The narrative structure is usually used in advertisements so it can tell the audience a story and keep their attention. Examples of the narrative structure of TV advertisement could include stand-alone drama, serial drama, comedy drama, animation, surreal narrative, parody, pastiche, realism, anti-realism, surrealism, avant-garde, and expressionism. Below I will have a look at a few of these forms and structures.

 

Stand Alone Drama

This is a single advertisement introducing a production or service, which is not linked to any other existing advertisement for that brand, product or service. ‘Hovis’ released in 1973 can be mentioned as an example of stand-alone advertising. Carl Barlow was 13 and at stage school when he first scaled the hill to star in a commercial that earned itself a place in British television history.

 

 

Series Drama

This format develops a story in different episodes mostly to communicate a special message. Founded by businessman Thomas Siebel, the Montana Meth Project (MMP), as a saturation level advertising campaign seeks to reduce methamphetamine use, particularly among teenagers. Its Common elements are the deterioration of each teenage subject’s health and living conditions, moral compromise, and regret.

 

 

Animated Drama

Including various visual elements of animated techniques, animated advertisements nowadays are the most powerful and profitable way of promoting a company’s products. They may attract consumers with more effectiveness than other methods. It allows the advertiser to create campaigns, which work well on both television and internet platforms. Colourful button-shaped chocolates and the flagship product of the Mars Wrigley Confectionery, M&M’s when they released the ‘Human’ appearance of the product, put a new twist on BBDO’s “Irresistibility” campaign. According to Bayne, the enduring effectiveness of M&M’s campaign (running since 1996) is that the brand has successfully and credibly integrated an animated candy universe with that of the real world.

 

 

Comedy Drama

Advertisers use this style to attract the audience to their product as they might pay more attention to a humorous commercial than a serious one. The key to funny advertising is assuring that the humour is appropriate to both product and customer, and the advertiser must be certain the positive effects outweigh the negative before making their commercials. Showing off the “car finder” function on the new 2016 Hyundai Genesis, Kevin Hart plays a dad watching his daughter go out on a first date.

 

 

Evaluation

When we started the course with Katty for the advertisement, I had no idea of the advertisment techniques, styles, form and narrative structure of producing them. I always had thought about commercials just as like other kind of media productions.
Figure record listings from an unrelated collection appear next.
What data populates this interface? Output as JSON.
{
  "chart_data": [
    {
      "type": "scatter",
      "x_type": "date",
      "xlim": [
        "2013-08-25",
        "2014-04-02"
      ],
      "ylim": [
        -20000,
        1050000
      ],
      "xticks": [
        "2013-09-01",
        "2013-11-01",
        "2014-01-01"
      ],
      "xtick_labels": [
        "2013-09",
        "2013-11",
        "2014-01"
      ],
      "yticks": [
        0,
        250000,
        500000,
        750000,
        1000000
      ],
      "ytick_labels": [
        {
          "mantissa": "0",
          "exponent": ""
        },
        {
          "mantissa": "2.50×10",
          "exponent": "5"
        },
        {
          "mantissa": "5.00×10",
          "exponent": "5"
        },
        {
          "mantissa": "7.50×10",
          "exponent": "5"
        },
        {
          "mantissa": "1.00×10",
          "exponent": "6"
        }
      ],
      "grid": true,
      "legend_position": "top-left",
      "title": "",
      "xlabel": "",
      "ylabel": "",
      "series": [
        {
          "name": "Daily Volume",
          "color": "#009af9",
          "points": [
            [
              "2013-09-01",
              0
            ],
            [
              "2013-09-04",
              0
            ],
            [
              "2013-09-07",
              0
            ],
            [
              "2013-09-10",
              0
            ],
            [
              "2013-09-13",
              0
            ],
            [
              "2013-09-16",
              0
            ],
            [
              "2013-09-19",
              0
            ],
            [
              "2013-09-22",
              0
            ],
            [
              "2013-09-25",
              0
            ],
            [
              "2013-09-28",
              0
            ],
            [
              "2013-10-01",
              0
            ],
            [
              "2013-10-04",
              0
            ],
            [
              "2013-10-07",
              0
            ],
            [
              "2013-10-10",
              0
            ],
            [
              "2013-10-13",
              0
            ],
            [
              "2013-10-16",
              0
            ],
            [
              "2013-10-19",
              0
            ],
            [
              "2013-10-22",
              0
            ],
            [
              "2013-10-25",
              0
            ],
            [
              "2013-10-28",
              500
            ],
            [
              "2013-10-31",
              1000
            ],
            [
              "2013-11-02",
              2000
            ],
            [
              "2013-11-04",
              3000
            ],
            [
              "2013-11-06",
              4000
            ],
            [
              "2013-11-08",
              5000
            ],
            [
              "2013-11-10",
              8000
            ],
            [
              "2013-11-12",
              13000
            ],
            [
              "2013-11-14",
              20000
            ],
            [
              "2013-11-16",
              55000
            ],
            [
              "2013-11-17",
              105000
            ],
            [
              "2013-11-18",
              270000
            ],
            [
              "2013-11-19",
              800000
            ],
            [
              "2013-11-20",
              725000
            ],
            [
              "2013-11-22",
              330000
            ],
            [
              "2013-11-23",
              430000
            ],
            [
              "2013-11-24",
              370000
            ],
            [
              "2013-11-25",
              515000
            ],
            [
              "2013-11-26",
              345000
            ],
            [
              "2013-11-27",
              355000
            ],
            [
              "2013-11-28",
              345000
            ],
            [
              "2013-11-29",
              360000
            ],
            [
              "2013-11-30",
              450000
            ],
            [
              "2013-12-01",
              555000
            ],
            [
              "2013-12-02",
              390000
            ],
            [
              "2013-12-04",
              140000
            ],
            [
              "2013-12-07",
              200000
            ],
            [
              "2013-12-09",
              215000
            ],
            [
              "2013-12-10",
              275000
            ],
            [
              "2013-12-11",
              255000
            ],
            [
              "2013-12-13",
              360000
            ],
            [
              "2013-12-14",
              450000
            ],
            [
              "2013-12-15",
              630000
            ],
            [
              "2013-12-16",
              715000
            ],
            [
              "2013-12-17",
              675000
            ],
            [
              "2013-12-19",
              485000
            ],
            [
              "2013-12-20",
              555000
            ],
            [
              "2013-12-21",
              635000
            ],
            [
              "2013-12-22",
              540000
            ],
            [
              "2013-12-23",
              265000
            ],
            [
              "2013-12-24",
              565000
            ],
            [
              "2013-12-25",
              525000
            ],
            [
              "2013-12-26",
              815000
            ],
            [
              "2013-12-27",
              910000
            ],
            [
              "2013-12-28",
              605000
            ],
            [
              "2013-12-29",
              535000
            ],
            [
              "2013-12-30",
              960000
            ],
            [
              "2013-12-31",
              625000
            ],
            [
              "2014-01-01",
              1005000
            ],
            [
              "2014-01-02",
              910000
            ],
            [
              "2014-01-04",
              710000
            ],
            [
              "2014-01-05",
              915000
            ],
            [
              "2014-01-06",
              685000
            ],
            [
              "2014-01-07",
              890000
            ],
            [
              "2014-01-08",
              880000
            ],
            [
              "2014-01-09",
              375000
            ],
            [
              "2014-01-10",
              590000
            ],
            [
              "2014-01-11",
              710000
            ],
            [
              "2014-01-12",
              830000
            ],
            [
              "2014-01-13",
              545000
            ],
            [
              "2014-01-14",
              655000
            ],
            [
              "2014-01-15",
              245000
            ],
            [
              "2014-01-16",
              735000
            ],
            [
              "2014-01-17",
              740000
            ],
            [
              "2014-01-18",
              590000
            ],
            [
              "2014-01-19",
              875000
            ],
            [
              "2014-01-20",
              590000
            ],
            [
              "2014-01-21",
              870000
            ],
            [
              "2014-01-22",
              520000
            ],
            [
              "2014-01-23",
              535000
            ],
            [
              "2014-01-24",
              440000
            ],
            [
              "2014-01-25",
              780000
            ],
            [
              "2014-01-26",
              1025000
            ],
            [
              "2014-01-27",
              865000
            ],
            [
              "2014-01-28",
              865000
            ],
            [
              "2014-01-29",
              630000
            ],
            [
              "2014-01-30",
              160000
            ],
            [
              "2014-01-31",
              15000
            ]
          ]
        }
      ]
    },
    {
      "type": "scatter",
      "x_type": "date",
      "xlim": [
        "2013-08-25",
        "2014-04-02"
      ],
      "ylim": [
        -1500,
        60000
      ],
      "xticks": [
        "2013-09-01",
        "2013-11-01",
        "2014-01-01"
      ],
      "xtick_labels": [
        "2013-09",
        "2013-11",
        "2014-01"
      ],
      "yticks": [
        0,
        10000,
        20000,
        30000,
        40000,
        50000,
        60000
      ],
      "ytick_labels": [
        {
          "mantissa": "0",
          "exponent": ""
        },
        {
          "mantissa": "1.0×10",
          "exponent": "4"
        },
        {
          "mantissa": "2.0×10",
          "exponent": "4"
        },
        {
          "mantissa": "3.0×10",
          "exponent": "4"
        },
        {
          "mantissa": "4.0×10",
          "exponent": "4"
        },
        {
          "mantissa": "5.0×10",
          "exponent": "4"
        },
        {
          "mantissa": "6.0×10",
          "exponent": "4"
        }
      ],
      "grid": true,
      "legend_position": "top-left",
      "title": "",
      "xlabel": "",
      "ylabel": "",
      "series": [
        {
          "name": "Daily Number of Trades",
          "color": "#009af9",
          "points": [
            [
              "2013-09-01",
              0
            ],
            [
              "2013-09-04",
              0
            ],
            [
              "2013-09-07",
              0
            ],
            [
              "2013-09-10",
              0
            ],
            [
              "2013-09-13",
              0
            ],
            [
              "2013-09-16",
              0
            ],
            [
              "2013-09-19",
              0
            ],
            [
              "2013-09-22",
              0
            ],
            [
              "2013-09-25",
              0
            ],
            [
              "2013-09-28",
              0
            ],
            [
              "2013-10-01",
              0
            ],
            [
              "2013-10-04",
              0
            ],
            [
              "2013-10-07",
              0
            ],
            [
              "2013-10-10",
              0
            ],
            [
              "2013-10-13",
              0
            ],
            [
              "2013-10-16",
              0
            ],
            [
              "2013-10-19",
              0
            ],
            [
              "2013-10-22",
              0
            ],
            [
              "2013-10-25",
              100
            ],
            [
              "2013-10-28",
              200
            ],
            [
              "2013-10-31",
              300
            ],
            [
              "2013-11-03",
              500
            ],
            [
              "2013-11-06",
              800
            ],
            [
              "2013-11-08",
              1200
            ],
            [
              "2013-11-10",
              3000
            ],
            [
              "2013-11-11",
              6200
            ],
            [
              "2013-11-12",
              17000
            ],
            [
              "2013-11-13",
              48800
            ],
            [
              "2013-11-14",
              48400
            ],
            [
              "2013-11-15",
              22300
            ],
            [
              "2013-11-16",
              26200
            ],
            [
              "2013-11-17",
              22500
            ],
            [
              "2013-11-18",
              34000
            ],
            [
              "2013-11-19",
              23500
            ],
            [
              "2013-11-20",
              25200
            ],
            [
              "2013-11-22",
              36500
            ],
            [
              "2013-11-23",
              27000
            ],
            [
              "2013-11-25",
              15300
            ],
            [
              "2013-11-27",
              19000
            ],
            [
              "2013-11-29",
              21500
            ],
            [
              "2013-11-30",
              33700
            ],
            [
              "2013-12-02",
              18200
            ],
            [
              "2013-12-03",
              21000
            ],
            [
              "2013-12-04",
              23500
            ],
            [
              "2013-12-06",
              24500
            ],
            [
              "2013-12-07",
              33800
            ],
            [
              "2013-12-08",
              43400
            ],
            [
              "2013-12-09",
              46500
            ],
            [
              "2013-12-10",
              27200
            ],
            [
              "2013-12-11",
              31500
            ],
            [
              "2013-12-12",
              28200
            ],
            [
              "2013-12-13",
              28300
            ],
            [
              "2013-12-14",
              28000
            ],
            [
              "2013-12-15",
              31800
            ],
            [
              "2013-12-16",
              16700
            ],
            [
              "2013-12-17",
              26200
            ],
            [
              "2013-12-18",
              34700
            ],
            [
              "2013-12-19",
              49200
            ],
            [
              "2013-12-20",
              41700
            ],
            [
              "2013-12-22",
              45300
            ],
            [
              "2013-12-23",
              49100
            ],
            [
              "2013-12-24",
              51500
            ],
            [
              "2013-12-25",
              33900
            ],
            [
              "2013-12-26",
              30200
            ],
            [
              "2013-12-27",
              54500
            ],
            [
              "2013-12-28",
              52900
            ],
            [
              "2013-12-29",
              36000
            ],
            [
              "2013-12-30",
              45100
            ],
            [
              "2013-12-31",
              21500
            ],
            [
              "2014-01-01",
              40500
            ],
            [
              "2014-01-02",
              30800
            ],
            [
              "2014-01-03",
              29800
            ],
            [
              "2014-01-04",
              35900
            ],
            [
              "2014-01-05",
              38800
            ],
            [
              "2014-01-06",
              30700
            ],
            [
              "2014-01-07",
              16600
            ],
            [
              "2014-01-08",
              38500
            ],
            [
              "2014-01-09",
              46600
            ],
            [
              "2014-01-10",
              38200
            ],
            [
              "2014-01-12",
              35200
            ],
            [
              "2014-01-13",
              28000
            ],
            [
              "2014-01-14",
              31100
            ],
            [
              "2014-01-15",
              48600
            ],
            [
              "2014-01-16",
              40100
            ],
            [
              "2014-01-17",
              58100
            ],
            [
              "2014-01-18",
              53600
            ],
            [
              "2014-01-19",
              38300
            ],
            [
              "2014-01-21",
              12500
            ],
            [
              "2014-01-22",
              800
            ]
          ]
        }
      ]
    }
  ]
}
We had a look at different techniques with examples, the way the audience is measured or responses to an advert and how they target television advertising strategies which engage the right audience. All these materials helped me to have good references to have a review of different techniques for writting my article. I had research on a few advertising websites and tried to find good examples of various techniques that the advertisers use for making their production. I could get to a range of commercials that I had never seen. My favorite part of this assignment was how BARP rates the audiences viewing of the commercials.

I hope you will find my article both helpful and informative.